Question

Let the message signal be:

m(t)=sinc(2500t)
and the carrier is
c(t)=cos(2π×10⁶t) m(t) is VSB-modulated with filter bandwidth of 1.5 W (W is the message bandwidth). What is the bandwidth (Bᵤ) of the transmitted signal u(t) ?
a.Bᵤ=1667 Hz
b.Bᵤ=2500 Hz
c.Bᵤ=7500 Hz
d.Bᵤ=5000 Hz
e.Bᵤ=3750 Hz
f.Bᵤ=1875 Hz
​

Answer 1

The bandwidth of the transmitted signal u(t) in VSB modulation can be determined by adding the bandwidth of the message signal and the sidebands. For a sinc function, the bandwidth is determined by the first null of the sinc function. In VSB modulation, the bandwidth of each sideband is equal to the message bandwidth. Therefore, the total bandwidth of the transmitted signal can be calculated as 4 times the message bandwidth.

Step-by-step explanation:

To find the bandwidth of the transmitted signal u(t), we need to consider the bandwidth of the message signal and the modulation technique used. In VSB modulation, the upper sideband (USB) and lower sideband (LSB) are used to transmit the message signal. The bandwidth of the transmitted signal is determined by the sum of the bandwidths of the message signal and the sidebands.

For a sinc function, the bandwidth is determined by the first null of the sinc function. In this case, the first null occurs at the period of the sinc function, which can be calculated as Bm = 1/Tm, where Tm is the period. Given that the message bandwidth is 1.5 W, we can calculate the period Tm = 1/Bm.

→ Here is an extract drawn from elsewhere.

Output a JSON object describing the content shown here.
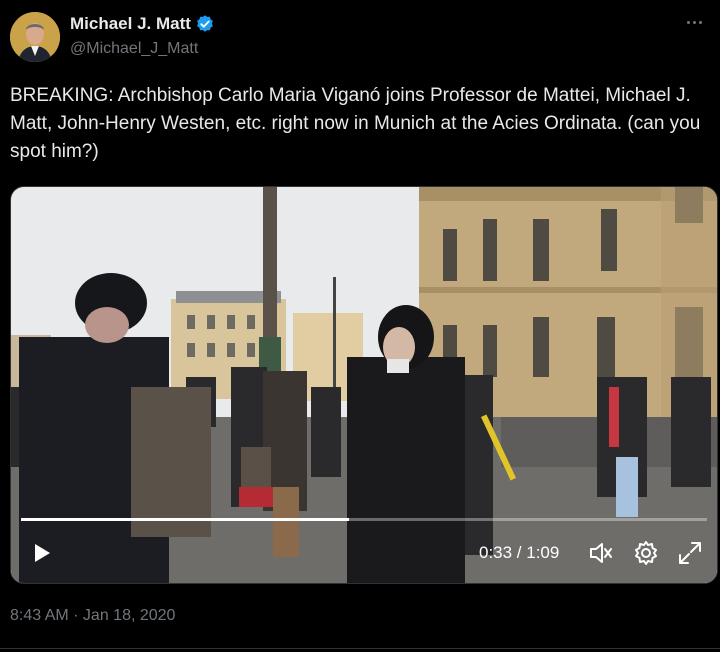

Next, we need to calculate the bandwidth of the sidebands. In VSB modulation, the bandwidth of each sideband is equal to the message bandwidth. Therefore, the total bandwidth of the transmitted signal u(t) can be calculated as Bu = 2*Bm + 2*Bm = 4*Bm.

Substituting the values, we have Bm = 1/(1.5) = 2/3 Hz. Therefore, the bandwidth of the transmitted signal Bu = 4*(2/3) = 8/3 Hz, which is approximately 2.67 Hz.